Perhaps, you have heard about the “Buffet Rule” which is basically a tax for millionaires or those in the top 1%. This is the culmination of class warfare political pressure and rhetoric coming from the executive branch of the federal government. Unfortunately, what we find is that the Buffet Rule is not all that it seems. In fact there is an exemption for money invested in Muni-Bonds.
Although, many are not surprised by the trickery, tactic, or this exemption for the wealthy, we should all be concerned that it could cause a tremendous flow of money into the municipal bond market blowing up yet another bubble of unintended consequences. Indeed I’d like to speak on this for a moment if I might.
The reality is that we shouldn’t have a millionaire’s tax, rather all citizens should be taxed equally by percentage, rather than over-taxing a minority group such as millionaires in the 1%, who are by definition a minority segment of our population. But, if we are going to have such a tax, which I highly advise against, we shouldn’t have loop-holes causing money to all flow into one type of investment or asset class. Let me explain why I am concerned.
We have been forewarned in the past by many Wall Street analysts including the now infamous (for shaking up the status quo) Meredith Whitney about how the Muni-Bond market previously had grown inherently unstable and unsustainable. Many decried her warnings, but perhaps they were good as they were a fair assessment of things to come if we stayed on that once current trajectory. Her warnings did chill out and calm down the unrealistic inflows into that market for a time being. However, now with this new Buffet Rule and this exemption we could be headed for the exact crisis that she had pre-forewarned.
Propping up the Muni-Bond market due to bad fiscal policy, and poor economic decision blunders is just more of the same, causing a problem then putting out the fire, rather than good solid strategies. Yes, we are in an election year, I get that, but at some point we need to stop playing politics and do what we need to do, and stop playing with nonsensical socialist card shuffling. It hasn’t worked in the EU and it certainly won’t work here.
Indeed, it’s unfortunate that the housing bubble and crash was blamed on capitalism, because it was just this sort of finagling an intervention in the free market which caused that bubble to grow substantially to an unsustainable rate. There were plenty of people who warned previously, but their warnings were not heeded.

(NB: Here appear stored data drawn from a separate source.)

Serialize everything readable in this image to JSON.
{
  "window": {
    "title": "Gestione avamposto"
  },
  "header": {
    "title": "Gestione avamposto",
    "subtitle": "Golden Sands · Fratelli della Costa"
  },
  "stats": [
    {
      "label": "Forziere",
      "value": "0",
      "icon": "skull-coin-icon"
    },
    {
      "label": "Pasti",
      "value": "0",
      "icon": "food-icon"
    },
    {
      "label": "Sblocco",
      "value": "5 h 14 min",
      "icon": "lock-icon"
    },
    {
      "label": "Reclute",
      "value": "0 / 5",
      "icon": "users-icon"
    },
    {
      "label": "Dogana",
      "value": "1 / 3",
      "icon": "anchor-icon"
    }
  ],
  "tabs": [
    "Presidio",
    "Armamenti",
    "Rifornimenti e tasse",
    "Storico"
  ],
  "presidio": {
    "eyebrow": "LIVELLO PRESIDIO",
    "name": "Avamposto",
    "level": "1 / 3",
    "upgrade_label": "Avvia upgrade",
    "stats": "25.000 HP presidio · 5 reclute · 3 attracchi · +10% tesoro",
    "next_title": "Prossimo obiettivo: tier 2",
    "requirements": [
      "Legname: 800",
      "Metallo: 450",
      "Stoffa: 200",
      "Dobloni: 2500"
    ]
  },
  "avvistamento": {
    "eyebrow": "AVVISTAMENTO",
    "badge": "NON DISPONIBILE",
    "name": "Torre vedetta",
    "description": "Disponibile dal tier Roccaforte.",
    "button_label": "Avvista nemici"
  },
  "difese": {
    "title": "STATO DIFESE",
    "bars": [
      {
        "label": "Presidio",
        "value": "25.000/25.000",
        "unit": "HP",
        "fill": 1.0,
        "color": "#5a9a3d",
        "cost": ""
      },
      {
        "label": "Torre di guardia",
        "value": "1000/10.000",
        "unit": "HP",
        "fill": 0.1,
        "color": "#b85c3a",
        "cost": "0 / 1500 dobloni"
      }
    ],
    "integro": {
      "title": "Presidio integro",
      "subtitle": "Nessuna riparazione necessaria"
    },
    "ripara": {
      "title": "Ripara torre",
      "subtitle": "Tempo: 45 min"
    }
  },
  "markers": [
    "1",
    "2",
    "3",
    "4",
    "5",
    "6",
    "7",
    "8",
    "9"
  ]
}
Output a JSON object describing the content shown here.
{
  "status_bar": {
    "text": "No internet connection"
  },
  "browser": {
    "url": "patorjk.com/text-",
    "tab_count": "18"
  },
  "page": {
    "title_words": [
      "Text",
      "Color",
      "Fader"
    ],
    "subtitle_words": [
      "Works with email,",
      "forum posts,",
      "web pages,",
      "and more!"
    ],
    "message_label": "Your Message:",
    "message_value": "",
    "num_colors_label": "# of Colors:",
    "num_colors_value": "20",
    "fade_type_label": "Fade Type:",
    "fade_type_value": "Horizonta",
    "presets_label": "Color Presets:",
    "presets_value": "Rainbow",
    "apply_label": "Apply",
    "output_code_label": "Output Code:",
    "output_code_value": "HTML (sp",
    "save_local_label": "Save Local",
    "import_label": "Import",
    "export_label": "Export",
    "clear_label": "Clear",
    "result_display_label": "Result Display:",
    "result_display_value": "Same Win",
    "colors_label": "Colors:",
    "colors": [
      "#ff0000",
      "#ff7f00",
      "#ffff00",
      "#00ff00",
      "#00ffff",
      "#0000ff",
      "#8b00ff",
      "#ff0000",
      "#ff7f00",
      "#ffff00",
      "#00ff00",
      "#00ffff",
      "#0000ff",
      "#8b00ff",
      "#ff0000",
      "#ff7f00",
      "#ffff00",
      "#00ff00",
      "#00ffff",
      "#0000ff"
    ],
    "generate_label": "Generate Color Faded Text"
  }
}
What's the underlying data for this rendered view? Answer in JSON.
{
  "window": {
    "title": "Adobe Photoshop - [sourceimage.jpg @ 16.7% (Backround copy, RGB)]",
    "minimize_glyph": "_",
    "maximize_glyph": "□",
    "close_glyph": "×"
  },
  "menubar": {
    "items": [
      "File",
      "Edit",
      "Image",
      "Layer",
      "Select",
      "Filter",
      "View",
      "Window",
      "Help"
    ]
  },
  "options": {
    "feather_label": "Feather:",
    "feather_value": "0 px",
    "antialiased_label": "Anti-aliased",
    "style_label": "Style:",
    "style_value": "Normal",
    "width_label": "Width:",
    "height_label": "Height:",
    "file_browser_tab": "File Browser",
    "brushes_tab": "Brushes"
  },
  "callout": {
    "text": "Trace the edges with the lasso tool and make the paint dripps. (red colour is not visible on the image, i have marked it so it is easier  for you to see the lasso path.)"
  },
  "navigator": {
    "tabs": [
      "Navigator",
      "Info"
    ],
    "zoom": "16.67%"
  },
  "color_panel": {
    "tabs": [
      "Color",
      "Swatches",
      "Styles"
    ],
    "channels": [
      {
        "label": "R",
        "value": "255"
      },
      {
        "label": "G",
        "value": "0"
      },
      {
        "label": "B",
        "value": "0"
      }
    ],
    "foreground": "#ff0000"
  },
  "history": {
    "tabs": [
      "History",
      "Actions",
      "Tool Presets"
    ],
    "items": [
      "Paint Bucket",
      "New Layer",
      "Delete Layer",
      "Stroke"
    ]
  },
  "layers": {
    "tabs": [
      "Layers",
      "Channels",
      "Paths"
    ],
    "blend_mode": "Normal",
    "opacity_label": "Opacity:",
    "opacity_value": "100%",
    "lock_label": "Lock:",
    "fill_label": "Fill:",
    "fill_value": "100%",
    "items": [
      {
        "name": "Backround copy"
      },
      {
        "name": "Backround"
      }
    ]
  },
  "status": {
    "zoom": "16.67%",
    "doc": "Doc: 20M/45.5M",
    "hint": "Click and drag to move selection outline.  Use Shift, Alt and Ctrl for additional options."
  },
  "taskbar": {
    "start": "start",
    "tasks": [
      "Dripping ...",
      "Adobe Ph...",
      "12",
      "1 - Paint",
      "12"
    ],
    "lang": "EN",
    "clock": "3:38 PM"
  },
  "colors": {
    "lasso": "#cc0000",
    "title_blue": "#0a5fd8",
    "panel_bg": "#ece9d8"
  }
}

One thing that concerns me, and nothing against Warren Buffett, because I do agree with him on many points of contention in corporate America, and if you don’t, I would suggest that you read the book and collection of all his essays on corporate governance – however, much of Warren Buffet’s money just happens to be in Muni-bonds, again exempt?
So, millionaires will have to pay more, unless they are Warren Buffet. Further if these investments are exempt, then there will be a rush to Muni-bonds, there is no doubt that Warren Buffett will get out at the top of the bubble, and that unsustainable bubble will burst just as all bubbles eventually come to an end. Some might say it is wise to capture the money fleeing Europe right now due to their financial crisis, and why not have that money park itself in municipal bonds here at home.
Yes, I can understand that global strategy for capturing assets, but once that money is flowing into the United States at a high rate, we can expect that easy money to cause municipalities to borrow more money than they should. We’ve already seen a few cases of what happens when they do; Birmingham AL, Stockton CA, and Harrisburg PA – imagine if that was wide spread, with 10s of cities or even 100s of cities in every state or in the larger states that have a large number of cities. Do you think it can’t happen? Don’t be naïve.
Perhaps you will recall that China also got into trouble with “easy money” after their stimulus from the last global economic crisis, and all the money flowing through municipal vehicles. It’s unfortunate that humans can’t learn their lessons, or that the executive branch of our own government wishes to repeat the past and doom our financial markets to the similar unintended consequences we just experienced and a recovering from. Does anyone remember the junk bond era of easy money? Well, that’s enough for now. Indeed I hope you will please consider all this and think on it.